Elle est limitrophe des communes de Nègrepelisse, Bruniquel, Penne du Tarn, Cazals, Saint-Cirq, Caussade et Bioule.

Au Moyen-Age, et jusque dans les premières années de la Révolution, elle comprenait en moins la communauté ou consulat de Saint-Geniès, membre de Puygaillard, qui avait même seigneur que Bruniquel. Cette petite enclave s'étendait entre l'Aveyron et les ruisseaux d'Embarre et de Pixarel (autrefois Pitchorel) et comprenait les lieux dits : le Caylar, la Bose, Saint-Geniès, Caussoleil, Gilat, la Grèze, Salquie (autrefois Salclie) et une partie de Montcussou.

Sauf cette restriction, la commune actuelle et l'ancienne communauté de Montricoux ont les mêmes limites.
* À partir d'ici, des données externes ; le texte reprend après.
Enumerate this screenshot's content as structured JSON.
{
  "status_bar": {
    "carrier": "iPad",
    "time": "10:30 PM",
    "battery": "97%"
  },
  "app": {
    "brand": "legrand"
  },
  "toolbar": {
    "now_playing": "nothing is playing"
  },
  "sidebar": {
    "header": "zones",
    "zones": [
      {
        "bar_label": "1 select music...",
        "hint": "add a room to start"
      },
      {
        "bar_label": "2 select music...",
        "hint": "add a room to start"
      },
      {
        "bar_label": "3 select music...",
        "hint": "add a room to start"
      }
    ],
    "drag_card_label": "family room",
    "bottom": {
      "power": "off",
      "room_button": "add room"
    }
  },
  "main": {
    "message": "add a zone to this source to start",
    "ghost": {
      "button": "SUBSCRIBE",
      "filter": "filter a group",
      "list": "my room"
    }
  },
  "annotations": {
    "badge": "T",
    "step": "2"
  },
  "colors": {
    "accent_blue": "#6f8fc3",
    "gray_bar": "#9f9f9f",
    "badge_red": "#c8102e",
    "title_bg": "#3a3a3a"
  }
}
Placée en bordure des derniers contreforts du Massif Central, la commune de Montricoux est très variée dans son relief et dans, son sol. C'est en ce point que l'Aveyron sort des gorges calcaires pour couler dans la plaine. A son entrée dans la commune, la rivière longe le pied des falaises de la rive droite qui dominent les basses eaux d'une trentaine de mètres ; elle s'incurve ensuite vers la falaise de la rive gauche qu'elle atteint en face du village. La vallée alluvionnaire, d'abord inexistante, s'élargit progressivement jusqu'à Rioumet. Elle forme une première terrasse élevée de dix à quinze mètres au-dessus de l'étiage et bordée d'un talus boisé ou planté de vignes. Une seconde terrasse la domine d'une dizaine de mètres, depuis le ruisseau de Sesquières (dénommé aussi du Trouillé, de Pechcausen, de Barosse) jusqu'à Rioumet. La terre végétale de cette plaine repose sur une couche de cailloux roulés, agglomérés par de l'argile. Ce sous-sol imperméable nécessite l'entretien de fossés profonds pour assurer l'écoulement des eaux nuisibles aux cultures durant l'hiver et le printemps.

Un second talus de 40 à 50 m. de hauteur conduit à un troisième plateau, où, par endroits, affleurent des quartzs roulés, témoins de l'activité des eaux aux époques géologiques. Là se trouve Montcussou dont les pentes et le sommet sont couverts de vignes depuis les époques les plus reculées, et le Pech de Mesure couvert de bois, restes de l'antique forêt de la Vaur.

Le ruisseau de Pixarel coule au-delà, dans un large vallon qui se termine vers les hameaux de la Giranelle et de Marcayran, et que domine le Bretou, longue colline jurassique d'une fertilité bien inégale : certaines de ses parties sont couvertes de bois, en d'autres lieux le calvaire affleure, la terre végétale très rare ne permet qu'une maigre végétation. A mi-hauteur s'étale un large plateau fertile qui commence au lieu-dit Bourbou et qui s'incline doucement vers le nord-ouest. La terre argilo-calcaire différencie ; au point de vue agricole, cette région de tout le reste de la commune.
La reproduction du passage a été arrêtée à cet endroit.